The Other Body, Flo ReynoldsMost of the jacket is pale pink, but a long red, ragged 'stain' runs along the right hand edge, as though the jacket has been soaked in blood. The title is centred in tiny black lower case print about one third of the way down, with the author's name in even smaller black italics below it. The illustrator's name is near to the foot of the jacket, centred in the same black italic font.

Illustrated by Phyllida Bluemel

Guillemot Press, 2021    £10.00

The nature of bodies

The white cat showed me the way in. Even though there had been pointers (the first poem is called ‘Hello Stranger’ and introduces the woods, beloved in folk and fairy tale, as a place to explore the self), it was hard to find the entrance. Was I scared? ‘Queer as trees is the self’ says the poet in ‘Hello Stranger’, and then goes forward to write herself into nature, into one of the selves of nature.

In ‘Assemblage’ the poet vows ‘I shall know thee through ghosts of other bodies’. These are natural, scientific bodies, but the reader feels (at times uncomfortably) as if it’s their own body, too. The ‘you’ of ‘Hello Stranger’ becomes the ‘stranger of clay and cloth’, attempting to love — to make love, to construct it and examine it — in the forest. Doing so, the poet draws the reader (‘you’) into her poetic ‘I’; acknowledges the reader as an other, necessary, body.

The white cat observes everything. The white cat encounters ‘intimacy / up there / under the skirt of god’ (‘Assemblage’) which echoes this divinity and casts ‘god’ as a (female?) body in skirts. ‘Chaos marks the white cat’s wake’, the poet asserts, and shapelessness echoes in the lack of page numbers here, in the lack of conventional punctuation, in the beautiful art of decay.

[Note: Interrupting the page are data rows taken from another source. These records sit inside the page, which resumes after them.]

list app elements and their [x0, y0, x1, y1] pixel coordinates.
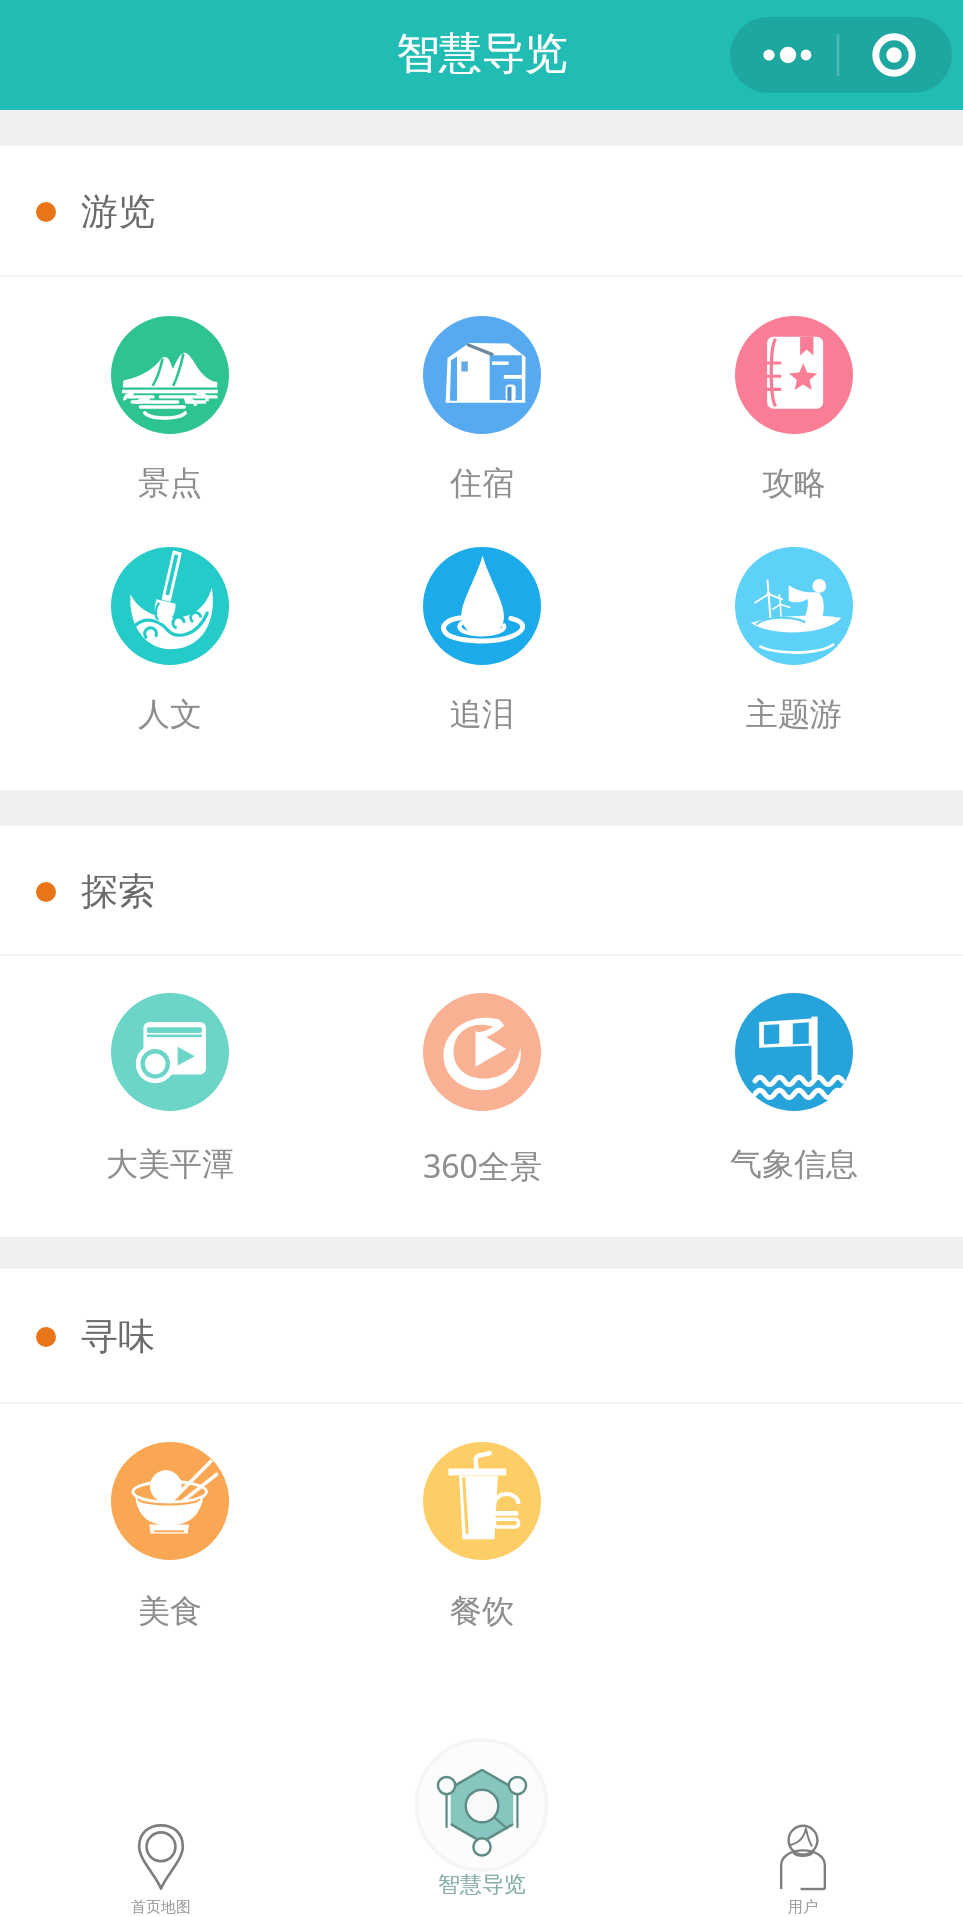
button[interactable]: 360全景: [326, 956, 638, 1187]
staticText: 360全景: [423, 1144, 542, 1187]
staticText: 气象信息: [730, 1144, 858, 1184]
button[interactable]: 主题游: [638, 508, 950, 739]
button[interactable]: 景点: [13, 277, 326, 508]
staticText: 游览: [81, 188, 155, 235]
staticText: 景点: [138, 463, 202, 503]
staticText: 美食: [138, 1591, 202, 1631]
button[interactable]: 更多: [730, 17, 952, 93]
button[interactable]: 餐饮: [326, 1404, 638, 1635]
button[interactable]: 气象信息: [638, 956, 950, 1187]
staticText: 住宿: [450, 463, 514, 503]
staticText: 寻味: [81, 1313, 155, 1360]
staticText: 人文: [138, 694, 202, 734]
button[interactable]: 追泪: [326, 508, 638, 739]
staticText: 大美平潭: [106, 1144, 234, 1184]
button[interactable]: 用户: [642, 1635, 963, 1917]
staticText: 主题游: [746, 694, 842, 734]
button[interactable]: 首页地图: [0, 1635, 321, 1917]
staticText: 首页地图: [131, 1898, 191, 1917]
button[interactable]: 住宿: [326, 277, 638, 508]
button[interactable]: 智慧导览: [321, 1635, 642, 1917]
staticText: 探索: [81, 868, 155, 915]
staticText: 用户: [788, 1898, 818, 1917]
button[interactable]: 人文: [13, 508, 326, 739]
staticText: 追泪: [450, 694, 514, 734]
button[interactable]: 美食: [13, 1404, 326, 1635]
staticText: 攻略: [762, 463, 826, 503]
staticText: 智慧导览: [396, 27, 568, 81]
staticText: 智慧导览: [438, 1871, 526, 1899]
staticText: 餐饮: [450, 1591, 514, 1631]
button[interactable]: 攻略: [638, 277, 950, 508]
button[interactable]: 大美平潭: [13, 956, 326, 1187]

I finally understood that these poems reveal love, divine and personal, when I read

the white cat saunters through the garden of mother julian
the parasites of the white cat saunter through the body of the white cat
[…]
the world’s taste is of white hot ash
     [‘Assemblage’]

It is also bloody, as acknowledged in part ii of ‘The Other Body’, with its fruiting body and ‘scarlet elf cup’ strongly implying the moon cup of menstruation, that witness of fruitfulness.

When at last (in ‘The Other Body’) the poet begins to write, she ‘waver[s] into composition / am in ribbons // thread this body / another bead’. In this way, she writes her self into the physical, casts bodies as dewdrops on spiderwebs.

But in one respect she lies. She never wavers.

This is an assured, knowledgeable body of work.